The real magic is to not use MozillaFirefox. Instead,
use firefox-esr. Its
annoying regressive changes occur less often than once per year instead of every
6-10 weeks. Another option is to use palemoon (newmoon in some distros), which is
a fork of Firefox created back around FF28 or thereabouts.
I see subsequent discussion about this suggestion. I have both esr and
71.0 and esr plays fine with userChrome.css but 71.0 is not
responsive.
*however* I have domesticated FF 71.0 somehow, we'll see if it lasts
through the next session log-out or re-boot. I don't know how. I get
the impression that setting DPI to 120 and then *back* to 96 may have
brought it to its senses. this is speculative; I'll try to make more
observations.
If your distro doesn't offer esr even via a ppa,
you can uninstall its package and
use the version provided by
mozilla.org:
http://ftp.mozilla.org/pub/firefox/releases/68.3.0esr/
Using the
mozilla.org version allows the possibility to more easily exercise
control over when its updates occur.
If you use a fresh virgin profile, does the problem remain?
What does
xrdb -query | grep dpi
right now DPI is 96. I'll try the profile experiment a bit later.

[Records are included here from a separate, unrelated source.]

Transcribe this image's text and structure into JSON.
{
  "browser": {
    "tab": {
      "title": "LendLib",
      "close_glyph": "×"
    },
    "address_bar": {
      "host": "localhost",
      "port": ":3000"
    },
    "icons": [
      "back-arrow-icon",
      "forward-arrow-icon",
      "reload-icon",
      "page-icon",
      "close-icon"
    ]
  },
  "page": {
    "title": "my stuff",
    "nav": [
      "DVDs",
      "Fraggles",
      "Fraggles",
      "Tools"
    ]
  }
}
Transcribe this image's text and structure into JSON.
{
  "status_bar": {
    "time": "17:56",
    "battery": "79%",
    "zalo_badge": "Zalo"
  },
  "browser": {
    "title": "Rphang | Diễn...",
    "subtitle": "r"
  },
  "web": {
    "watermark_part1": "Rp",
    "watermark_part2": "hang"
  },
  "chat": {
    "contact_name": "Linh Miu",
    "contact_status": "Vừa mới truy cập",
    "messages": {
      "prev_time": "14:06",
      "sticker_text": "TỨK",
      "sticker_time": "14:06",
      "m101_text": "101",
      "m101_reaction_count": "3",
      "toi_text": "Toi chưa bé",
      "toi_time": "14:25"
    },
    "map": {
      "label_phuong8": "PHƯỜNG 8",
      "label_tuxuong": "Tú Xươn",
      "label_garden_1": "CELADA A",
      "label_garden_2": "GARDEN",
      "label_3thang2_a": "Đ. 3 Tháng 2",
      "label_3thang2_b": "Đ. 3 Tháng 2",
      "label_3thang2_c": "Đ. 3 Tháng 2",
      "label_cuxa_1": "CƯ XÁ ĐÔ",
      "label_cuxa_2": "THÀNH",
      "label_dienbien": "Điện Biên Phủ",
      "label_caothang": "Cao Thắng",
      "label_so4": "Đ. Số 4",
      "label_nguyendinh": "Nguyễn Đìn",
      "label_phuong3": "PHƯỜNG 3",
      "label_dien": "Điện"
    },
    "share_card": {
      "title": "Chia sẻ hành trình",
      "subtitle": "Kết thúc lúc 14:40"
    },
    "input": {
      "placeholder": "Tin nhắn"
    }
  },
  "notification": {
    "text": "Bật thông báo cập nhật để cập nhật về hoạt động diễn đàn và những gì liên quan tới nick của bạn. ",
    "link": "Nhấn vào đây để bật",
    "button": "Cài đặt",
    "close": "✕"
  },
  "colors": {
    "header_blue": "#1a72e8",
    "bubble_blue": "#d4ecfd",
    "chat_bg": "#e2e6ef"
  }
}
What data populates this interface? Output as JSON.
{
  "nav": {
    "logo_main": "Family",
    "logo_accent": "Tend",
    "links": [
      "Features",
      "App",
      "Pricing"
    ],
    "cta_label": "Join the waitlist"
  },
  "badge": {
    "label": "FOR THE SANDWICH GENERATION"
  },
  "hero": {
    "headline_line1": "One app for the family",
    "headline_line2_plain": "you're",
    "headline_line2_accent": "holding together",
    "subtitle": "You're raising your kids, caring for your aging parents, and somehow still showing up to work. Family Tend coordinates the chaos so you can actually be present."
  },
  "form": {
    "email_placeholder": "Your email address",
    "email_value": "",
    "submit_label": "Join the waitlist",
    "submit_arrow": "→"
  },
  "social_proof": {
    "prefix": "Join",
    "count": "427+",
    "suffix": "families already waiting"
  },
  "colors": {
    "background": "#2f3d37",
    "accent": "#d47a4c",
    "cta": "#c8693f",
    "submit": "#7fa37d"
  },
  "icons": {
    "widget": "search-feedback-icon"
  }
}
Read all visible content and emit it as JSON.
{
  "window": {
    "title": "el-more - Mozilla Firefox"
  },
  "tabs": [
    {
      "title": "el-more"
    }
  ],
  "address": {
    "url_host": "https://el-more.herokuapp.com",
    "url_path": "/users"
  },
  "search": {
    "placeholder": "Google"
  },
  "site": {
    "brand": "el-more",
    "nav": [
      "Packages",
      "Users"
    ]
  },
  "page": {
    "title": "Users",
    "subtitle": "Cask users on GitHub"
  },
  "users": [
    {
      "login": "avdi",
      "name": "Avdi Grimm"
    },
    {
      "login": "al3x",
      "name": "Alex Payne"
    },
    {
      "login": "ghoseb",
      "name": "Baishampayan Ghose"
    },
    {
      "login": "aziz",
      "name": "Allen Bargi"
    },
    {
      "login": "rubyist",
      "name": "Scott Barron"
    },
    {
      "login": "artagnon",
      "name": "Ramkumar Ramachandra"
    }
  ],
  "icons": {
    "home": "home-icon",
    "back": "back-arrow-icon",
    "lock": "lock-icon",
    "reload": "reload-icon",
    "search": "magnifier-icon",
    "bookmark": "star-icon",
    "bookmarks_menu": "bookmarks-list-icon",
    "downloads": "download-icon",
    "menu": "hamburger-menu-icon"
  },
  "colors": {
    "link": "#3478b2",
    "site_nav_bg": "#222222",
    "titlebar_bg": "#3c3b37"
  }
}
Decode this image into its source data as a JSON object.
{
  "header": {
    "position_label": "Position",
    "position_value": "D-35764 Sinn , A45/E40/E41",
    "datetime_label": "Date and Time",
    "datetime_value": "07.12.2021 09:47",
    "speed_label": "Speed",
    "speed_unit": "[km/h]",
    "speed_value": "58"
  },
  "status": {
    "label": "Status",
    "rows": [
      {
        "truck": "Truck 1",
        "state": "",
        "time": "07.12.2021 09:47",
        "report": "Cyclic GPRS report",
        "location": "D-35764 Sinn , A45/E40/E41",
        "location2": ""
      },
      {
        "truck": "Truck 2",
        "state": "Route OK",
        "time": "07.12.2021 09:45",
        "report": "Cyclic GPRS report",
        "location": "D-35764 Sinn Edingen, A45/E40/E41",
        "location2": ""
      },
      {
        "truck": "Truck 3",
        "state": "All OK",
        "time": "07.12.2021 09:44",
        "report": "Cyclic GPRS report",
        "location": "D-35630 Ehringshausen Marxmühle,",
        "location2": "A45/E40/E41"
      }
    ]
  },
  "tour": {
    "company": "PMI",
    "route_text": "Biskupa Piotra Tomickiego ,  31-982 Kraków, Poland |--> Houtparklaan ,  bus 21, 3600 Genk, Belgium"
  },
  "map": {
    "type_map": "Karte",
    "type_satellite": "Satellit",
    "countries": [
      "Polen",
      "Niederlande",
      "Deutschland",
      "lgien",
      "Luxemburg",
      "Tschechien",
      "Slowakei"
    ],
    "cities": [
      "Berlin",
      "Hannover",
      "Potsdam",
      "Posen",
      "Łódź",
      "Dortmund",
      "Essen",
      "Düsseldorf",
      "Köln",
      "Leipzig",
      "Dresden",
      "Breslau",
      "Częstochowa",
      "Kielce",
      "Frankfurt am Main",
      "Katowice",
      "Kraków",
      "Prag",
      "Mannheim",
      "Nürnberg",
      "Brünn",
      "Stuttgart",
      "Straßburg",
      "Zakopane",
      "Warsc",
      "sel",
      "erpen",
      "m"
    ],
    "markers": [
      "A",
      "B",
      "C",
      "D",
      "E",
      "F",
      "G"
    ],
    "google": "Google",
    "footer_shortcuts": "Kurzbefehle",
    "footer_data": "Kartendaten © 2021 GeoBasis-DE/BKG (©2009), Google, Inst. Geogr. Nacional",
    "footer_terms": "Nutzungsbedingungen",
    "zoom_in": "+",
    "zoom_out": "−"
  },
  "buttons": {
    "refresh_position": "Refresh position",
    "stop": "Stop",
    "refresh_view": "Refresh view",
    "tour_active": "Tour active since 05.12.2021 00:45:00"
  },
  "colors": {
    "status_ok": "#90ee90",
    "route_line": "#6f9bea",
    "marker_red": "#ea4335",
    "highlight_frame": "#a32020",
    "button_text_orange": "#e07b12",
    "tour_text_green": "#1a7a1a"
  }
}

through foolin' around I now how several profiles. that's no problem,
I'll sort it out.
strangely FF 71.0 will complain if I try to force certain profiles
(esr ones) and refuse to start.
report? This is the mechanism Gnome/GTK observes for
controlling DPI. Kcontrol
uses it, but allows only the options 96 and 120. If you leave it at default (not
controlled), then you can set it to anything you like via Xft.dpi in ~/.Xresources
or ~/.Xdefaults. GTK3 since version 3.17 forces it to 96 instead of leaving it
null unless something forces it to something else, or you are using openSUSE,
which reverted upstream's abusive imposition. I haven't checked. There could be
other distros that have also reverted it.
good information.
not openSUSE but something called q4os.
Instead of literally creating a new profile to test
with if you find it too
intimidating, you can back up the profile directory, then empty it before
restarting Firefox. After the test, delete the content again, then restore from
the backup. A read of ~/.mozilla/firefox/profiles.ini will tell you the name of
the directory whose content to delete, the actual profilename. Don't delete the
directory, only its (entire) content. Alternatively, create another directory,
then substitute that directory for the directory name in profiles.ini for making
the test.
yeah, like I said, I got plenty of profiles now!
so where I stand is:
(a) in general things are kind of satisfactory but I'm not sure how
stable;
(b) the teensy font problem on the TDE Control windows is still there;
(c) I don't think tqtconfig worked but I should try again;
(d) the situation of Firefox-esr is fine; Firefox 71.0 is ok but not
sure it will survive a reboot or re-start of the session.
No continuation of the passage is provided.